What Triggers Alcoholism?
According to the Centers for Disease Control and Prevention, excessive alcohol use accounts for 80,000 deaths each year in the United States, making alcoholism the third leading cause of preventable death behind obesity and smoking. In an effort to uncover the connection between genetic influences and environmental factors that may cause alcoholism, Assistant Professor of Statistics Tatiyana Apanasovich is employing statistical methodology to explore the complex interplay between the an individual’s environment and their genetic predisposition to alcoholism. The National Institutes of Health (NIH) awarded her a two-year, $146,000 grant to develop this methodology and a user-friendly software package to accompany it.
“Statistics provides tools by which scientists can better understand complex processes,” said Apanasovich, who joined the Department of Statistics in the fall of 2012. “Geneticists have discovered a number of candidate genes that might be associated with susceptibility for alcohol dependence."
Apanasovich noted that 40 to 60% of alcohol dependence is believed to be caused by genetic factors—which influence the biochemistry of reward pathways in the brain—meaning that the remaining 40 to 60% of liability for alcohol dependence lies in environmental factors that encourage alcohol consumption and their interaction with genetic factors.
“To model an individual’s risk of alcohol addiction, I am considering genetics and environment together in the same study,” explained Apanasovich. “An individual’s genetic information is measured by hundreds of thousands of genetic variants. Most environmental factors are measured using self-reported information, which is inevitably subject to all sorts of imperfections.”
In this study, Apanasovich is focusing her research efforts on the development of advanced statistical and computationally efficient methodologies. The methodologies she develops for risk of alcoholism can be applied to other complex diseases as well.
Using data on 4,000 patients collected from a nationwide NIH study, Apanasovich is taking a new approach to gene-environment association studies by attempting to model complex effects of environmental exposures to alcohol use and the individual’s genetic predisposition to addictive behavior. The ultimate goal of her work is to find a better way to identify who is the most vulnerable to alcohol addiction, a tremendous step towards more effective prevention and treatment approaches.
“The hereditary risk for alcoholism may be prevented if the individual's environment is good,” said Apanasovich. “Factors such as education level, religion, and marriage can lessen the effects of genetics on risk for alcohol use disorders."

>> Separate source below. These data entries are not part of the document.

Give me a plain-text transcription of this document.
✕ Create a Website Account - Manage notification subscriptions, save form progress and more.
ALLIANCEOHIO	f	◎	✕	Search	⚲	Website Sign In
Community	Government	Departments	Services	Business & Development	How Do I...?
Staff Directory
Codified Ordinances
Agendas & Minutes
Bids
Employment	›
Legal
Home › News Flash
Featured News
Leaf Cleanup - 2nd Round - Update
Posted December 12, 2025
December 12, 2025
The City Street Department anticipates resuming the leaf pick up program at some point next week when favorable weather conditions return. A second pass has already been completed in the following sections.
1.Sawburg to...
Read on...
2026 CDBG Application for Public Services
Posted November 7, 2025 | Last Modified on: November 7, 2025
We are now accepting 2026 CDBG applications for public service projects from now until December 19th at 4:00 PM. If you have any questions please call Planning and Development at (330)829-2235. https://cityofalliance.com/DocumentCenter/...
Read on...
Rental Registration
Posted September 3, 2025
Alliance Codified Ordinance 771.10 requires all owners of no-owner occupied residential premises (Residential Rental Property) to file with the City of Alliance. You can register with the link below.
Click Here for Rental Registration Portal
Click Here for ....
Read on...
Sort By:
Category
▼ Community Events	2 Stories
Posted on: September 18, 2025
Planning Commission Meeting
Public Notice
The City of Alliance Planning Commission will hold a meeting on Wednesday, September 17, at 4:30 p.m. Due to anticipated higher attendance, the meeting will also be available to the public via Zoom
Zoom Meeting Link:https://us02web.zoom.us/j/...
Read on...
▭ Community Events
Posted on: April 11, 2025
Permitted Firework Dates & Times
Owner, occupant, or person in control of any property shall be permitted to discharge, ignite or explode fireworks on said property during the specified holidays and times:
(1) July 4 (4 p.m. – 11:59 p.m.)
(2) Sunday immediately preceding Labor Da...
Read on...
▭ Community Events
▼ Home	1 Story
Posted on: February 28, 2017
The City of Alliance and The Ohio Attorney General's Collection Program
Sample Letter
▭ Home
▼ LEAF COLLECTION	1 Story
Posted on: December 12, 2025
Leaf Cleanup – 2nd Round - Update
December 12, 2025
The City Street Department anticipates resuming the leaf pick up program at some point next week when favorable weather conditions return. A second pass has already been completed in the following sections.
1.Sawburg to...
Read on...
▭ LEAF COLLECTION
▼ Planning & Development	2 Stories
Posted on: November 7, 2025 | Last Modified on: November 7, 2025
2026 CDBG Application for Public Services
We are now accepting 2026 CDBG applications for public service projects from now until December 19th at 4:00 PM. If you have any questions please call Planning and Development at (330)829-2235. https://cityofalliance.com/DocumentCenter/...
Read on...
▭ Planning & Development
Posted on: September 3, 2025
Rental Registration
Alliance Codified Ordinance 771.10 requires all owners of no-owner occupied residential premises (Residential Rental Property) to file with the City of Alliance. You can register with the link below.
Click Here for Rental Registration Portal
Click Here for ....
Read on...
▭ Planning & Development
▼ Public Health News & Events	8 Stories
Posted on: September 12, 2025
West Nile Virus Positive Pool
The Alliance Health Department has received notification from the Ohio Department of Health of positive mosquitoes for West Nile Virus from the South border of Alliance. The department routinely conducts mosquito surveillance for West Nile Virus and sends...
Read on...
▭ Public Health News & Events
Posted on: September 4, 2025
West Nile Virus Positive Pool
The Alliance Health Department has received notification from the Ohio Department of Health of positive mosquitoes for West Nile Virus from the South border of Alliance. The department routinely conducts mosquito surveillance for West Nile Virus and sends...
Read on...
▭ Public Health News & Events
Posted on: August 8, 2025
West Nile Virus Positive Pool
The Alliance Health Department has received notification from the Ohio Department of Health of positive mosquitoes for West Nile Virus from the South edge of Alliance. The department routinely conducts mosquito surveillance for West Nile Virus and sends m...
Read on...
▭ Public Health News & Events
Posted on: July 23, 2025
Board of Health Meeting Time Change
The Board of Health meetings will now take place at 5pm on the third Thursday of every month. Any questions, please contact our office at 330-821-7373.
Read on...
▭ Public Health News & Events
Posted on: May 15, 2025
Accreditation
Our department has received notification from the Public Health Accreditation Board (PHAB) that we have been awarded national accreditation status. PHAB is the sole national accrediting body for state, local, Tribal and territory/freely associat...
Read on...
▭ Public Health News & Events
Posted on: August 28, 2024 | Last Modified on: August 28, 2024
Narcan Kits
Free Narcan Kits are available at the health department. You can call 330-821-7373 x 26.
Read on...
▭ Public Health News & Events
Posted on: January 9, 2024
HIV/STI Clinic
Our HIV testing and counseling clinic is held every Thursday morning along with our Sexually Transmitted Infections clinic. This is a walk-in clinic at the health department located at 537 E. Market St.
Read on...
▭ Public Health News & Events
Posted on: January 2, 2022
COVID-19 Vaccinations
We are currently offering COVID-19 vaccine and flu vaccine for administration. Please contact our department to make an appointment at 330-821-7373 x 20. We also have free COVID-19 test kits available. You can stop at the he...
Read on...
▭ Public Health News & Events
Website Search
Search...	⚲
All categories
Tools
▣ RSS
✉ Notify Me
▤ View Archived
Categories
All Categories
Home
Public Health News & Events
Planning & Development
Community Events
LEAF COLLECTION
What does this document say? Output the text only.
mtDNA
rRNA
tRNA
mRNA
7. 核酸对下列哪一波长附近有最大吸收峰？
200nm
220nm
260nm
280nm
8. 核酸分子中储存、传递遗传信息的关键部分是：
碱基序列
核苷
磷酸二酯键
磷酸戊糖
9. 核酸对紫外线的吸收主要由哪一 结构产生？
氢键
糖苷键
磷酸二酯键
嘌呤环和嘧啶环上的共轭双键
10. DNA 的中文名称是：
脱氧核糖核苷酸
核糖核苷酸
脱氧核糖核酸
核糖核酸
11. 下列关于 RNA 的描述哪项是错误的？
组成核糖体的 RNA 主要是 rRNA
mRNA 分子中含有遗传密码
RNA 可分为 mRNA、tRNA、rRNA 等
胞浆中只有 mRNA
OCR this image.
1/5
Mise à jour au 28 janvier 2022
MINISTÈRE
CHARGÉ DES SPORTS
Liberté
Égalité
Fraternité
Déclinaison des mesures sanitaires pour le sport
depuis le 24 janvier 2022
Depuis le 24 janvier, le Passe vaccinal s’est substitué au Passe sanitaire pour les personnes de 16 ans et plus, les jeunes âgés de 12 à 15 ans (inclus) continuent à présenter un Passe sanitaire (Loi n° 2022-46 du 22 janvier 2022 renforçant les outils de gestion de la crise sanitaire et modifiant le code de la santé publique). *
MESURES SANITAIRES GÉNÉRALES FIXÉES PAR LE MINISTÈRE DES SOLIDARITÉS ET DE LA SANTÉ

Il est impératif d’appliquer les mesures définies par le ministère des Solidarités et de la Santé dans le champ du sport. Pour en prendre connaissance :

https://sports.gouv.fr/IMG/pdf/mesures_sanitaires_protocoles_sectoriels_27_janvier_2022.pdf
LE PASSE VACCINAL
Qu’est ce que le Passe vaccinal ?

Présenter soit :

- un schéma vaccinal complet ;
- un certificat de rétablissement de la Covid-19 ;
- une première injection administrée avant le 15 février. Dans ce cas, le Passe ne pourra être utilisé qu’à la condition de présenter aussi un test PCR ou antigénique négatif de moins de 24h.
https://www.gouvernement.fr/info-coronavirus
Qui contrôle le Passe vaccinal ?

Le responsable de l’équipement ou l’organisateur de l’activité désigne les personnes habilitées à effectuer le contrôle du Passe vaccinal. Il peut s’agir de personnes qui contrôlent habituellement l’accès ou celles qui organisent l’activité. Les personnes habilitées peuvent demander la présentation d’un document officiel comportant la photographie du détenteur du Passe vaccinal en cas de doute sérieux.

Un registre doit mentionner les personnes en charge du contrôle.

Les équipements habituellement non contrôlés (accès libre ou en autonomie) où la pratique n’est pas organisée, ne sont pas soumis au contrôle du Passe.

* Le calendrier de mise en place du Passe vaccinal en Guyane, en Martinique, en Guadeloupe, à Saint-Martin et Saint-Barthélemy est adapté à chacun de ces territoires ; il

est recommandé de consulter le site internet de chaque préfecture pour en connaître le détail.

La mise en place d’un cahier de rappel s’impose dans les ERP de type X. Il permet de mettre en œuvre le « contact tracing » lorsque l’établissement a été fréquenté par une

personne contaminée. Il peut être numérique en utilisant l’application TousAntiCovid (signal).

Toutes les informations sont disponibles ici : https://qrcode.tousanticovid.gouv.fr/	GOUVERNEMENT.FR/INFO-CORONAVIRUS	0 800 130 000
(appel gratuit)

In addition to the NIH grant, Apanasovich has received a $36,500 grant from the GW Food for Thought program to work with Associate Research Professor of Biochemistry and Molecular Biology Anelia Horvath to explore the genomic interplay between obesity and alcohol abuse.
“In recent years, the relationship between overeating and addiction has been explored and some striking similarities have been discovered,” said Apanasovich. “Consequently, it has been hypothesized that alcohol and other drugs can compete with food for brain reward sites, both ultimately providing the experience of pleasure.”
In this project, the researchers hope to find the evidence that overeating and obesity may act as protective factors reducing the risk of alcohol addiction in genetically vulnerable groups. They hypothesize that those with a predisposition to alcoholism may focus their addictive tendencies on foods high in sugar, salt, and fat instead of on alcohol.
Applying statistical methodologies, the researchers will search for molecular pathways in the brain involved in development of food and alcohol abuse behaviors. Such findings would add more genetic evidence to food addiction theory and would ultimately suggest that both addiction and obesity researchers could help each other develop useful treatments.
“Both obesity and alcohol abuse cluster in families and are highly inheritable,” said Apanasovich. “We hope to provide means for better understanding of what causes addictive behaviors in food and alcohol consumption. An individual’s genetic susceptibility should not be treated as destiny, but rather as an opportunity to implement a lifestyle plan to avoid individual risk factors and live up to one’s genetic potential.”